If I try changing the client_encoding via:

SET client_encoding = 'SQL_ASCII';

Then I get error:

org.postgresql.util.PSQLException: The server's client_encoding parameter was changed to LATIN1. The JDBC driver requires client_encoding to be UTF8 for correct operation. at org.postgresql.core.v3.QueryExecutorImpl.processResults(QueryExecutorImpl.java:1950)

How can I "safely" read these characters from the DB?

2

2 Answers

1
votes

You are lost. An SQL_ASCII database is not encoding aware, it treats all bytes (except the 0 byte) equal. There will be no encoding conversion in the database.

So unless the data is accidentally encoded as UTF-8, which it isn't (according to the errror message), you cannot use it with the JDBC driver.
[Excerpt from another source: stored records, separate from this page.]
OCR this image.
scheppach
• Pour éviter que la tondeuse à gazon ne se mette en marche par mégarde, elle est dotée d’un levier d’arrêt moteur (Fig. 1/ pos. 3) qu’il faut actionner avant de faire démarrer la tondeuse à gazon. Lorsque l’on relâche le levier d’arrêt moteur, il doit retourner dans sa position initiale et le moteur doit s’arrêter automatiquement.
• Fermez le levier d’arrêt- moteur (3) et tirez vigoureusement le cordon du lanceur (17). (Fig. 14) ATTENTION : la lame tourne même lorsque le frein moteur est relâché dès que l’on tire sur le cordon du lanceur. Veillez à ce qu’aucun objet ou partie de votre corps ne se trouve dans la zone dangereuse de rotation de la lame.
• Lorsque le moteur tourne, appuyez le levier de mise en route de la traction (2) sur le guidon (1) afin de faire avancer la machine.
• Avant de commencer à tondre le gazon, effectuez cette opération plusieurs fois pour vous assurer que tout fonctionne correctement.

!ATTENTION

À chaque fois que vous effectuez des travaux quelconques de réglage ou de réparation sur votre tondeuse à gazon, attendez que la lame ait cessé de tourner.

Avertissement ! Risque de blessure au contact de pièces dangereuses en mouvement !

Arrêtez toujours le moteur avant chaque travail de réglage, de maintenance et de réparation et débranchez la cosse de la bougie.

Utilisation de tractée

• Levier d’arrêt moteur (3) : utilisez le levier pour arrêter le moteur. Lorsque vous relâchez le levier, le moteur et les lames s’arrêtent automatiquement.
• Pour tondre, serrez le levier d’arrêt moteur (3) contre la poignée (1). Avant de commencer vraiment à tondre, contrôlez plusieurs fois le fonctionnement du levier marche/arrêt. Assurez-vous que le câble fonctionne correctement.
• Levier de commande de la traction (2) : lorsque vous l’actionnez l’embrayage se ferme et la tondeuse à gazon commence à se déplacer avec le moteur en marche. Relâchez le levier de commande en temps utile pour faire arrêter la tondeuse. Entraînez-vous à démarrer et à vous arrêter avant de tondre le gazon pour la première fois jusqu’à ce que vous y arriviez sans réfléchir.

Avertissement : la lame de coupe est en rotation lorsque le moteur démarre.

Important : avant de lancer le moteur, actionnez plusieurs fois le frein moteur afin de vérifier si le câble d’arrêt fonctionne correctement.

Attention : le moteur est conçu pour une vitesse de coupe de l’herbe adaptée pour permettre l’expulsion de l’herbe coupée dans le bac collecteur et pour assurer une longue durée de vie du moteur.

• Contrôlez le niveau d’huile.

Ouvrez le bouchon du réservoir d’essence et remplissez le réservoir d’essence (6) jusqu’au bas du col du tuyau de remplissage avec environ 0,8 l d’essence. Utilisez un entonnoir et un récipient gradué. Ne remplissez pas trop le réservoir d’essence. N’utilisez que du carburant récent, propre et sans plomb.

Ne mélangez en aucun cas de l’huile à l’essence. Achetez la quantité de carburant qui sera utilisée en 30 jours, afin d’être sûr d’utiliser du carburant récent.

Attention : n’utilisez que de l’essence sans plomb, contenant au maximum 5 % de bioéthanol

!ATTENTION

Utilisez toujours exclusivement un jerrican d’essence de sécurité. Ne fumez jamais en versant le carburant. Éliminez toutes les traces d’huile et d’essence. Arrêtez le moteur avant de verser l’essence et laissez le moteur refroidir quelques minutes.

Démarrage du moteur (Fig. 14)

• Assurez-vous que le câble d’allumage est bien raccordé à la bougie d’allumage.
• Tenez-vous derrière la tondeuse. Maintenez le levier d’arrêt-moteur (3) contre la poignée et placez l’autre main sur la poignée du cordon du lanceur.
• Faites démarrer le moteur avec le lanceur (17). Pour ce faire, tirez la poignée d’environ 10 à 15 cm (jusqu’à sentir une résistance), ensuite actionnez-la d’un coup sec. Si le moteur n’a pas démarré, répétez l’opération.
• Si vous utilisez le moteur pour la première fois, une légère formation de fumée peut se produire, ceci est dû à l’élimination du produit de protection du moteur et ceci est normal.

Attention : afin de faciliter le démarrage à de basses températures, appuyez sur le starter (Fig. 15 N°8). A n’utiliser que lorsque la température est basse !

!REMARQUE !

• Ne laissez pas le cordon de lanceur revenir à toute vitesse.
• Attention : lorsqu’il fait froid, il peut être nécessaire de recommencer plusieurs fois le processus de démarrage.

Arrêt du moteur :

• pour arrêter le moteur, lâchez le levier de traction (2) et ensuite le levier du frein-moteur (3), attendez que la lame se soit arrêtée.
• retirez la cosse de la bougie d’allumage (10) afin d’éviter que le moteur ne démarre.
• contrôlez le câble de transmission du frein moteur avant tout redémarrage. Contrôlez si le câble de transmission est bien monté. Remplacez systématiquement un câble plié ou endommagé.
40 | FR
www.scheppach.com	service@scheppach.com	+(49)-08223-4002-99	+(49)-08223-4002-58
You will have to dump the database and restore it (using the appropriate -E option) into a different database (v13) with a proper encoding. Any encoding inconsistencies will have to be fixed manually during this process.
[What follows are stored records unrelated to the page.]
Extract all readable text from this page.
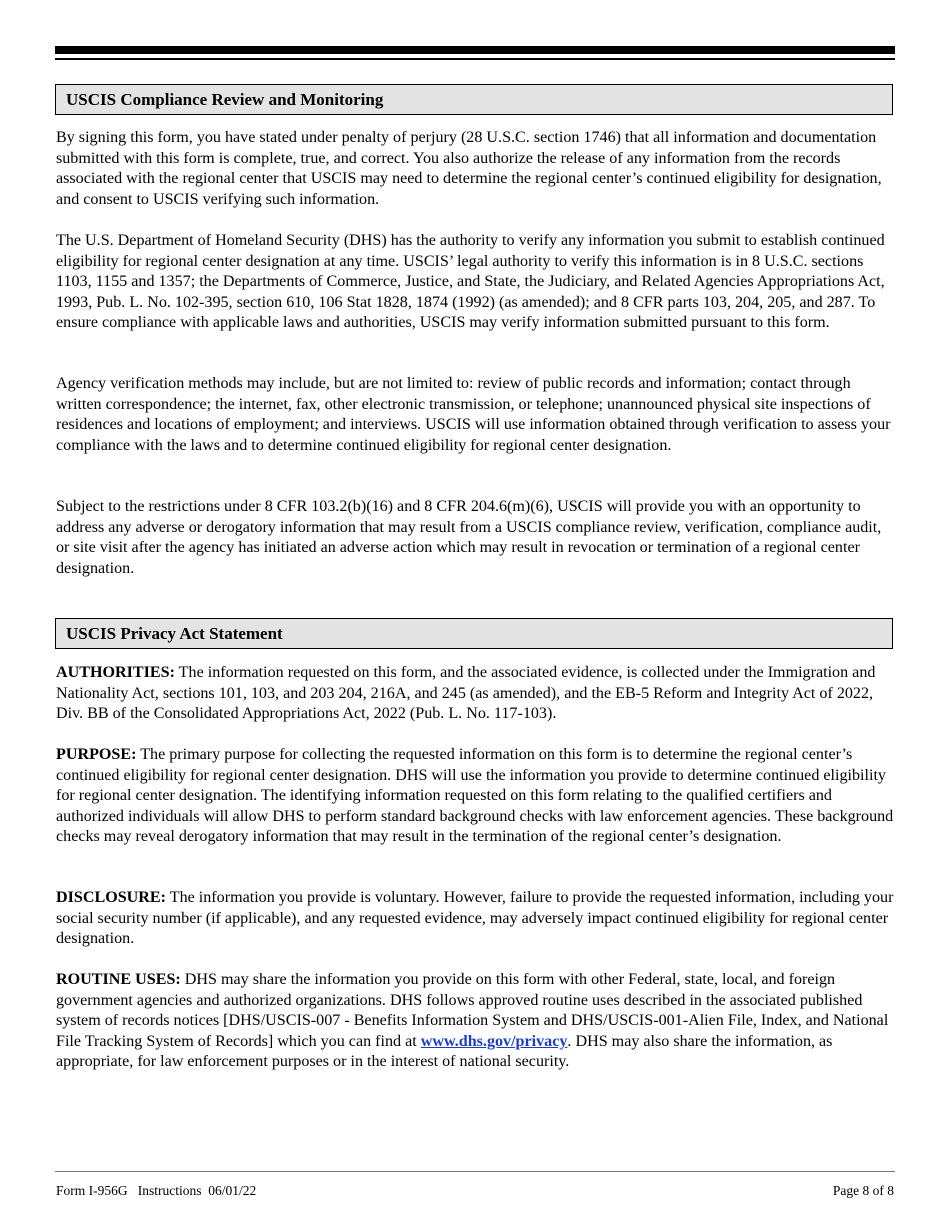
USCIS Compliance Review and Monitoring

By signing this form, you have stated under penalty of perjury (28 U.S.C. section 1746) that all information and documentation submitted with this form is complete, true, and correct. You also authorize the release of any information from the records associated with the regional center that USCIS may need to determine the regional center’s continued eligibility for designation, and consent to USCIS verifying such information.

The U.S. Department of Homeland Security (DHS) has the authority to verify any information you submit to establish continued eligibility for regional center designation at any time. USCIS’ legal authority to verify this information is in 8 U.S.C. sections 1103, 1155 and 1357; the Departments of Commerce, Justice, and State, the Judiciary, and Related Agencies Appropriations Act, 1993, Pub. L. No. 102-395, section 610, 106 Stat 1828, 1874 (1992) (as amended); and 8 CFR parts 103, 204, 205, and 287. To ensure compliance with applicable laws and authorities, USCIS may verify information submitted pursuant to this form.

Agency verification methods may include, but are not limited to: review of public records and information; contact through written correspondence; the internet, fax, other electronic transmission, or telephone; unannounced physical site inspections of residences and locations of employment; and interviews. USCIS will use information obtained through verification to assess your compliance with the laws and to determine continued eligibility for regional center designation.

Subject to the restrictions under 8 CFR 103.2(b)(16) and 8 CFR 204.6(m)(6), USCIS will provide you with an opportunity to address any adverse or derogatory information that may result from a USCIS compliance review, verification, compliance audit, or site visit after the agency has initiated an adverse action which may result in revocation or termination of a regional center designation.

USCIS Privacy Act Statement

AUTHORITIES: The information requested on this form, and the associated evidence, is collected under the Immigration and Nationality Act, sections 101, 103, and 203 204, 216A, and 245 (as amended), and the EB-5 Reform and Integrity Act of 2022, Div. BB of the Consolidated Appropriations Act, 2022 (Pub. L. No. 117-103).

PURPOSE: The primary purpose for collecting the requested information on this form is to determine the regional center’s continued eligibility for regional center designation. DHS will use the information you provide to determine continued eligibility for regional center designation. The identifying information requested on this form relating to the qualified certifiers and authorized individuals will allow DHS to perform standard background checks with law enforcement agencies. These background checks may reveal derogatory information that may result in the termination of the regional center’s designation.

DISCLOSURE: The information you provide is voluntary. However, failure to provide the requested information, including your social security number (if applicable), and any requested evidence, may adversely impact continued eligibility for regional center designation.

ROUTINE USES: DHS may share the information you provide on this form with other Federal, state, local, and foreign government agencies and authorized organizations. DHS follows approved routine uses described in the associated published system of records notices [DHS/USCIS-007 - Benefits Information System and DHS/USCIS-001-Alien File, Index, and National File Tracking System of Records] which you can find at www.dhs.gov/privacy. DHS may also share the information, as appropriate, for law enforcement purposes or in the interest of national security.

Form I-956G   Instructions  06/01/22	Page 8 of 8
This question will provide additional insight.

1
votes

allowEncodingChanges=true

Can you try setting allowEncodingChanges=true in the JDBC connection URL? (and also characterEncoding)
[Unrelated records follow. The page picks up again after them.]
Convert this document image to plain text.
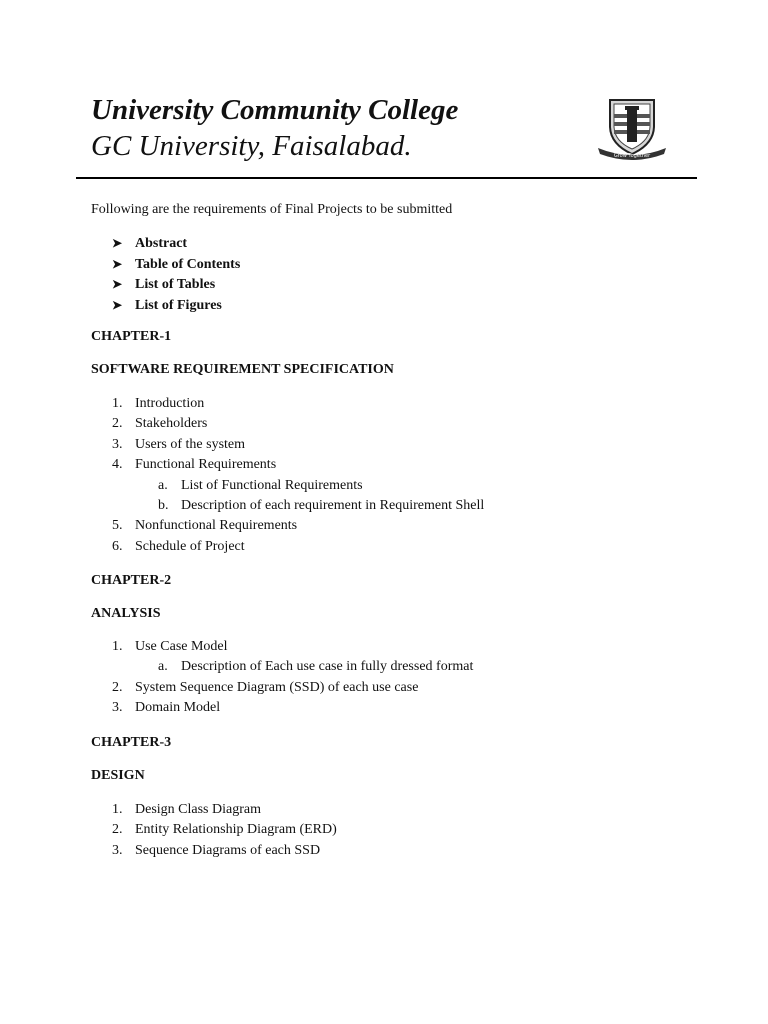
University Community College
GC University, Faisalabad.	Grow Together
Following are the requirements of Final Projects to be submitted
➤ Abstract
➤ Table of Contents
➤ List of Tables
➤ List of Figures
CHAPTER-1
SOFTWARE REQUIREMENT SPECIFICATION
1. Introduction
2. Stakeholders
3. Users of the system
4. Functional Requirements
a. List of Functional Requirements
b. Description of each requirement in Requirement Shell
5. Nonfunctional Requirements
6. Schedule of Project
CHAPTER-2
ANALYSIS
1. Use Case Model
a. Description of Each use case in fully dressed format
2. System Sequence Diagram (SSD) of each use case
3. Domain Model
CHAPTER-3
DESIGN
1. Design Class Diagram
2. Entity Relationship Diagram (ERD)
3. Sequence Diagrams of each SSD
allowEncodingChanges = boolean

When using the V3 protocol the driver monitors changes in certain server configuration parameters that should not be touched by end users. The client_encoding setting is set by the driver and should not be altered. If the driver detects a change it will abort the connection. There is one legitimate exception to this behaviour though, using the COPY command on a file residing on the server's filesystem. The only means of specifying the encoding of this file is by altering the client_encoding setting. The JDBC team considers this a failing of the COPY command and hopes to provide an alternate means of specifying the encoding in the future, but for now there is this URL parameter. Enable this only if you need to override the client encoding when doing a copy.

Ref: Chapter 3. Initializing the Driver

Bytes in the error message are 1110 0011, 1010 0001, 0101 0100

If the stored data was encoded in ISO-8859-1, this will be ã, ¡, T.

When this byte stream was read as UTF-8, 1110MSB in first byte indicates a 3 UTF-8 byte character(counting itself).

So the following next 2 bytes should start with 10MSB. But the 3rd byte is starting with 01MSB

By default, JDBC driver is decoding this stream in UTF-8 and failing on invalid a byte stream.

Assuming the third byte had started with 10MSB, the code would work without error, but it can incorrectly map all these 3 bytes into a single Unicode code point(assuming the original encoding was not UTF-8 and the corresponding unicode code point has a valid character representation).